(This article also appeared in the Huffington Post.)
As accusations fly back and forth over the reported DC cheating scandal – the latest in a series of battles between America’s two dominant Edu-Tribes – I can’t help but wonder what would happen if we stopped spending so much time focusing on what is broken or who is to blame, and started focusing instead on how people learn, and how we can create better learning environments for everyone.
This week, as part of an effort to spur such a conversation, a coalition of individuals and organizations is doing just that — envisioning a movement of adults and young people in search of better places to work and learn, and highlighting powerful learning experiences to make a larger statement about how and when transformational learning occurs.

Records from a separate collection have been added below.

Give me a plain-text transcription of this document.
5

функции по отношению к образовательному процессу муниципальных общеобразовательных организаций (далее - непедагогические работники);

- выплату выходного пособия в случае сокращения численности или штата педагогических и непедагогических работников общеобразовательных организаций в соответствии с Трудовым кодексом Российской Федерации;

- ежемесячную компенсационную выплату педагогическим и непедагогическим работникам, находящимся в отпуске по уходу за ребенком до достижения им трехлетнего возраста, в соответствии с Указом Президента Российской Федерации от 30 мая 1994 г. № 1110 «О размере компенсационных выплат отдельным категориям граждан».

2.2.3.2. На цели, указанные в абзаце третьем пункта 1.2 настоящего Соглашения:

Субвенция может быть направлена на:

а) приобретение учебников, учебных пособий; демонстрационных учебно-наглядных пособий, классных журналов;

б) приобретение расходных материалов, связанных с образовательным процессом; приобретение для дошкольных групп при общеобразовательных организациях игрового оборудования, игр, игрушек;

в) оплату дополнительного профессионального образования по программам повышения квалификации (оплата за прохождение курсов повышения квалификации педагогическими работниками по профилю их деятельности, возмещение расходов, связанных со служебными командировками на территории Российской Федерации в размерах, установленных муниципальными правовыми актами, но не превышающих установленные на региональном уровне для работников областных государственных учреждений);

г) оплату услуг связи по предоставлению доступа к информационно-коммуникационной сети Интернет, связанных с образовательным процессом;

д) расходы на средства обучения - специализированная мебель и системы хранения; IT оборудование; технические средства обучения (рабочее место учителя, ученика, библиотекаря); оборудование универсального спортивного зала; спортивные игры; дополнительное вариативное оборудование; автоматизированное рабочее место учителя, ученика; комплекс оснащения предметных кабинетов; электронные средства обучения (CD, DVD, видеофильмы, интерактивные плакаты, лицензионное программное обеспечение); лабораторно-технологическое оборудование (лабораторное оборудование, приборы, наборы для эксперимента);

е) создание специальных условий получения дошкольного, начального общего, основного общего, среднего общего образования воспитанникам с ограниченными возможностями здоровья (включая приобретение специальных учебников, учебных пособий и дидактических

I am proud to be a part of the campaign, which is called Faces of Learning, and which aspires to help people understand we are all effective learners, with differing strengths and challenges. Kim Carter, executive director of the Q.E.D. Foundation, a non-profit organization that is a member of the coalition, explains: “We want to elevate four essential questions that are, alarmingly, almost completely absent from the current national conversation about school improvement: How do people learn? How do I learn? What does the ideal learning environment look like? And how can we create more of them?”
To help provide the answers people need, Faces of Learning is asking people to share personal stories of their most powerful learning experiences; attend and/or organize public events at which people think together about how to improve the local conditions in which people learn; and use a new interactive tool called the Learner Sketch, which invites users to explore their own strengths and challenges among the various mental processes that influence learning. Rather than just categorize the user as a certain “type” of learner, the Learner Sketch feedback actually suggests strategies users can try to help them become even more effective learners. Users can also explore what research is teaching us about how we learn, and find resources that help improve the overall learning conditions for children (and adults).
Ideally, of course, a campaign like this would be unnecessary. And yet, when one looks back at the last 15 months – a period in which school reform has been at the forefront of American life, from “Race to the Top” to Waiting for Superman to the endless coverage of Michelle Rhee or the union fight in Wisconsin – what becomes clear is that we haven’t been having a national debate about learning; we’ve been having a national debate about labor law. And while that issue is important, it is a dangerous stand-in for the true business of public education – helping young people learn how to use their minds well.
What if our efforts were squarely focused on the true goal of a high-quality education, instead of the hidden goal of a well-funded few?
What if each of us could identify our own strengths and weaknesses as a learner?
What if each of us had the chance to discover – and contribute – our full worth and potential to the world?
What if all of us came to both expect and demand high-quality learning environments throughout our lives?
It’s a great and worthy vision. And before any of those things can happen, we all need to work together to see more clearly what powerful learning actually looks like — and requires.
Join our efforts – and share your voice – at www.facesoflearning.net.
Brian says:
Hi Sam,
I attended the Faces of Learning event in San Diego and found my way here. Kim Carter’s quote above prompts a fifth question in me that I’ve never seen adequately posed or answered: What is the benefit of an educated society?
(I’m probably being overly pessimistic and dramatic. Please, feel free to talk me down.) Numerous jobs and industries require not only the expertise and skills of their practitioners, but the ignorance and inadequacies of the general population. Sell a man fish and he’ll eat for a day. Teach a man to fish and he’ll never buy another fish from you. Would our world work if everyone became capable and self sufficient? How?
Sam says:
Hey Brian! Thanks for finding us online and staying connected. I think you’re right; up to this point in history, it’s debatable that we’ve really desired a fully educated society. But if we’re really going to pivot from the Industrial Age to the Democratic Age — and I think the upheavals in the Middle East are the latest indication that it is the Democratic Age that awaits us — we have to have a world where all people understand their worth, and feel equipped to unleash their potential on the world. The distinction is that those levels of self-awareness need not be directly correlated to acquiring the most stuff, merely living a fulfilling life. So, in short, not only would the world work, it would reflect our destiny as a species — and we may not get there for a long time (or, who knows? We may get there much quicker than we imagined possible).